Just seven days ago, it looked highly probable that the World Cup's final four was going to consist of all South American teams, as four squads from the continent made it into the quarterfinals for the first time since 1930. Traditional powers Brazil and Argentina looked strong and creative heading into the quarterfinals, while the scrappy and resourceful teams from Paraguay and Uruguay played smartly to earn their spots.
But then Germany hammered Argentina, the Netherlands shocked Brazil, and Spain outlasted Paraguay, tilting the balance back toward old Europe. And after the Dutch ousted Uruguay yesterday, there will now be an all Europe final as the Oranje await the winner of the Germany-Spain tilt, which gets underway at 2:30 p.m. EST today.
Throughout the tournament, Germany and the Netherlands have played excellent football, owning a combined 10-1 record before today's kick off. The offenses for both squads have been lethal and German forward Miroslav Klose could win the golden boot for most goals scored in the tournament.

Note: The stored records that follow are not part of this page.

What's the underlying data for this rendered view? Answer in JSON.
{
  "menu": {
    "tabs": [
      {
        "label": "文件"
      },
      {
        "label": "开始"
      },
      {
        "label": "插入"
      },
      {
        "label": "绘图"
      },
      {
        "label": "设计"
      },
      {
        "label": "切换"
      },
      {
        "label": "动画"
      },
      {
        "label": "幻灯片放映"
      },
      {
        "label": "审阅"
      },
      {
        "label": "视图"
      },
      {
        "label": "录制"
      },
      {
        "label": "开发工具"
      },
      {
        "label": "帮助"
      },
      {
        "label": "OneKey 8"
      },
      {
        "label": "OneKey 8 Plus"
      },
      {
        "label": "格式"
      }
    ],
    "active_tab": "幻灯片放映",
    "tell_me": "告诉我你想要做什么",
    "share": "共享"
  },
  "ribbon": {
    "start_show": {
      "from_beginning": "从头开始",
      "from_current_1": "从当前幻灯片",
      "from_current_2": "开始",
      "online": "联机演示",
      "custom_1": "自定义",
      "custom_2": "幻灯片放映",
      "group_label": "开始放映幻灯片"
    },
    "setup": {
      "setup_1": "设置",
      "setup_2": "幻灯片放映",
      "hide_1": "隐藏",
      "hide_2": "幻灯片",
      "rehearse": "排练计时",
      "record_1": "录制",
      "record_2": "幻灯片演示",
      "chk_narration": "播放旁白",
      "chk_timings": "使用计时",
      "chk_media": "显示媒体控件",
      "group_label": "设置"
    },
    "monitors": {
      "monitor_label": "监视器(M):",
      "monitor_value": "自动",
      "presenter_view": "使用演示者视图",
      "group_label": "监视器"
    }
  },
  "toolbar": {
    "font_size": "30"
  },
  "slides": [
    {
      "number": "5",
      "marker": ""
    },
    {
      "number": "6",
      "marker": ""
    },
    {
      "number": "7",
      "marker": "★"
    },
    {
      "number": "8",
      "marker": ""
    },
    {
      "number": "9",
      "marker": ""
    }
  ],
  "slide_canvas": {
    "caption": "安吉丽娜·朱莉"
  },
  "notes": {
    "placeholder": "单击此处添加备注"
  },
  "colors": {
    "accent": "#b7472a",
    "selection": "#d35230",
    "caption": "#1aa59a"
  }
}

Spain has looked a little more restrained, but that could simply be because they've never reached these heights before, getting into the semi-finals for the first time. However their most important player, striker David Villa, has been a man unbound, netting five goals thus far, one more than Germany's Klose.
There's no easy explanation for why these European teams advanced while their more flashy southern opponents wilted in the spotlight. Some would attribute the success to their workman-like style of play, but that seems too simple, especially in light of similar teams like Uruaguay and Paraguay.
In any event, even though the more high profile English, French and Italian sides went home early, Europe will once again be host to the world's most prized sports trophy for the next four years.